GCeasy is also a more useful GC log analysis tool, just need to compress the log file, upload the official website can be analyzed online, here is the result of using a local GC log analysis:

The GC tuning

After analyzing the GC logs to find out the problems affecting performance, it’s time to focus on tuning. A few common tuning strategies are briefly introduced, mainly reducing the frequency of Minor GC and Full GCd.

Reduce the Minor GC frequency

First of all, Minor GC is mainly aimed at object collection in Eden area. Since the space of the Cenozoic generation is generally small, Eden area will be full if it is very large, leading to a high frequency of Minor GC. Our solution is to increase the space of the Cenozoic generation to reduce the frequency of Minor GC. In the previous section on measuring GC performance metrics, we mentioned that increasing memory increases the lag time at collection time. Minor GC can also cause the application to freeze, but only for a very short time, so whether expanding the Eden region will cause the Minor GC to increase in time remains to be seen what happens in the next Minor GC.

Each Minor GC does two main things, scanning the new generation (A) and copying the living objects (B). The time consuming of copying objects is much higher than that of scanning objects. For example, if an object lives for 500ms in Eden, the frequency of Minor GC is 300ms once. Normally, the time of A+B is used in A Minor GC. At this time, we can expand Eden by analyzing GC logs. At this time, the object has been reclaimed in Eden area, so there is no need to copy the object, which saves the time of copying the living object. In this Minor GC, only the time of scanning the new generation is increased.

Summary: The duration of a single Minor GC depends more on the number of objects alive after GC than on the size of the Eden region. If there are more long-lived objects in the heap, the time for a single Minor GC will increase. If there are more short-lived objects in the heap, the time for a single Minor GC will not increase significantly, and the frequency of Minor GC will decrease.

Reduce the Full GC frequency

Full GC is usually triggered because there is not enough heap memory or too many old objects. Full GC also causes context switching. We have covered context switching in the previous article, and we know that context switching can degrade system performance. We can lower the frequency of Full GC in the following directions.
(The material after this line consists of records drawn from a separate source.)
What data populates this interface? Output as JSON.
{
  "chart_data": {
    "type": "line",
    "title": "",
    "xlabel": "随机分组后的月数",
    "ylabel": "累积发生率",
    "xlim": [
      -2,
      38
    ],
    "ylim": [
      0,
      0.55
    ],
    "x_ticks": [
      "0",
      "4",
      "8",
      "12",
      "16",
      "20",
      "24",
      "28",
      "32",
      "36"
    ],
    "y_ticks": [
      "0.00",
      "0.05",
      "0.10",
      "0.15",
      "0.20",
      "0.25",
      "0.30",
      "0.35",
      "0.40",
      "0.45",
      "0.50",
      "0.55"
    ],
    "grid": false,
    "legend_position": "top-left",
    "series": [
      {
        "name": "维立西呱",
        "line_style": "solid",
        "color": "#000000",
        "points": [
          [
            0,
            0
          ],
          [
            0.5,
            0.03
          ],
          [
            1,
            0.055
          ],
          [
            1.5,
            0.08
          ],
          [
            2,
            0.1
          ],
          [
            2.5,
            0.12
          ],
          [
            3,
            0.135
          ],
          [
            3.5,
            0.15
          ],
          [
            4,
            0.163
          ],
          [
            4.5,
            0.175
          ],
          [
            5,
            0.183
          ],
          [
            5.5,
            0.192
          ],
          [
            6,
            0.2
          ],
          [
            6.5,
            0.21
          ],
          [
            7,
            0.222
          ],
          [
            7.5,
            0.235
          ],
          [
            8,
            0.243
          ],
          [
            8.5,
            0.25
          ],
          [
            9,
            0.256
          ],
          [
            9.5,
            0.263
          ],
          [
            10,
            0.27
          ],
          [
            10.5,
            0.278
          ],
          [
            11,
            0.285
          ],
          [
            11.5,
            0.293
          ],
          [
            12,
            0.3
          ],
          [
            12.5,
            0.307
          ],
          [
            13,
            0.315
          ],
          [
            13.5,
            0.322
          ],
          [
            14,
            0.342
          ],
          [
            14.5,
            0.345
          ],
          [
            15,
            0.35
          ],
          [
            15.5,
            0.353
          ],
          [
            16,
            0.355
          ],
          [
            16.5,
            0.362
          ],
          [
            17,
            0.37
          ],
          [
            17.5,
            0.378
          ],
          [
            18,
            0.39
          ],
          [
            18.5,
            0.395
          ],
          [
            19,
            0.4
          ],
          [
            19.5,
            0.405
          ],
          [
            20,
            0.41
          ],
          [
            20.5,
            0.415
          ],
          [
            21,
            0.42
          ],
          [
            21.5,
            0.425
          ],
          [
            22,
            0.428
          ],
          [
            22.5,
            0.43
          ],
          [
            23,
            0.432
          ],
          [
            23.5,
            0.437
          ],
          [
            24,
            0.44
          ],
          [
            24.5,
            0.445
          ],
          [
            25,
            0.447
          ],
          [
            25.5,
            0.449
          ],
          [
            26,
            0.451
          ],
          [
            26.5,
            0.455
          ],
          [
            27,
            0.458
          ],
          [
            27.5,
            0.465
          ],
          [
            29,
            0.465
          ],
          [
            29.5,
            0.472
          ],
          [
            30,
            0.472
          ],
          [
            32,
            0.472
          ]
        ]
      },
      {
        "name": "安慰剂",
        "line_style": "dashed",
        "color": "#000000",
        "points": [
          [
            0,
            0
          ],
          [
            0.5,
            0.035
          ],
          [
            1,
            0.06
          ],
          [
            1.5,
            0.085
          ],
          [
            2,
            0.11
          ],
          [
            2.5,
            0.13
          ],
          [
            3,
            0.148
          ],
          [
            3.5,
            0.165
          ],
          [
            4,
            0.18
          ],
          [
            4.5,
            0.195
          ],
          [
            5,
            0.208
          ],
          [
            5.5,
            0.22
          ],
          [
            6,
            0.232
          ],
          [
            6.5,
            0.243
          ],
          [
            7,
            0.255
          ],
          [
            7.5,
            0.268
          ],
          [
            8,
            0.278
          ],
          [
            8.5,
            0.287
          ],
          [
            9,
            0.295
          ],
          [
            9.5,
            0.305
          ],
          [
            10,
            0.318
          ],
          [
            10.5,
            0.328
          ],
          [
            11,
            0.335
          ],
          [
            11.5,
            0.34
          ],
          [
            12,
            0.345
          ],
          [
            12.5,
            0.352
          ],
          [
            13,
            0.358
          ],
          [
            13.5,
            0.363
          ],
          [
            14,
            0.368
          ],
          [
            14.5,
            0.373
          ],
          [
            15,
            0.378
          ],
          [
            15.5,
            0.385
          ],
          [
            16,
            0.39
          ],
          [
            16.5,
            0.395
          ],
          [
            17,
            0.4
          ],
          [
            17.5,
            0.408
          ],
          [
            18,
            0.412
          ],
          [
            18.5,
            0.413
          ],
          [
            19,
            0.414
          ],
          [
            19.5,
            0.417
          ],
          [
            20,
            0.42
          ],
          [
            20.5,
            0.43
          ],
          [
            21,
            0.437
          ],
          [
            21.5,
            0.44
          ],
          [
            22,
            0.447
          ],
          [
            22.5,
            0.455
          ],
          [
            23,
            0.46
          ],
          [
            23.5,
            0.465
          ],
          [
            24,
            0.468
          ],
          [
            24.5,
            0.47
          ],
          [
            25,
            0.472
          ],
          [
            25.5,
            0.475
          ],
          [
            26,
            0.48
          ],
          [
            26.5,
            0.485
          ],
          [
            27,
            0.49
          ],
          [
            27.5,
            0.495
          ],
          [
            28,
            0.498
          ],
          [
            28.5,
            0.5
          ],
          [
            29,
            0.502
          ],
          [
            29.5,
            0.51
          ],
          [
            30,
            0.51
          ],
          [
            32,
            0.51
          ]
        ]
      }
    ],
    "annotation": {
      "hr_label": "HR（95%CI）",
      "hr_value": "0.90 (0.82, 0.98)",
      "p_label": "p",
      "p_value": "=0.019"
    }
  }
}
Reduce creating large objects: Sometimes, because of some programming conventions, it is easy to query a large object from the database at once for web display. This large object will be created directly in the old age, even in the new generation. Since the space of the new generation is usually very small, it will enter the old age through a Minor GC. Large objects like this can trigger Full GC, so make it a good habit to reduce queries for unnecessary fields.

Increase heap size: When the heap is low, increase the heap size directly by setting the initial size to the maximum heap size. This can significantly reduce the Full GC frequency /

The right GC collector: We’ve also covered a variety of collectors, and depending on our business scenario, choosing the right collector can often work well.

conclusion

Recycling is a complex subject that requires constant practice. After reading this article, you must have a certain understanding of garbage recycling. Let’s take action and practice our company’s development environment first.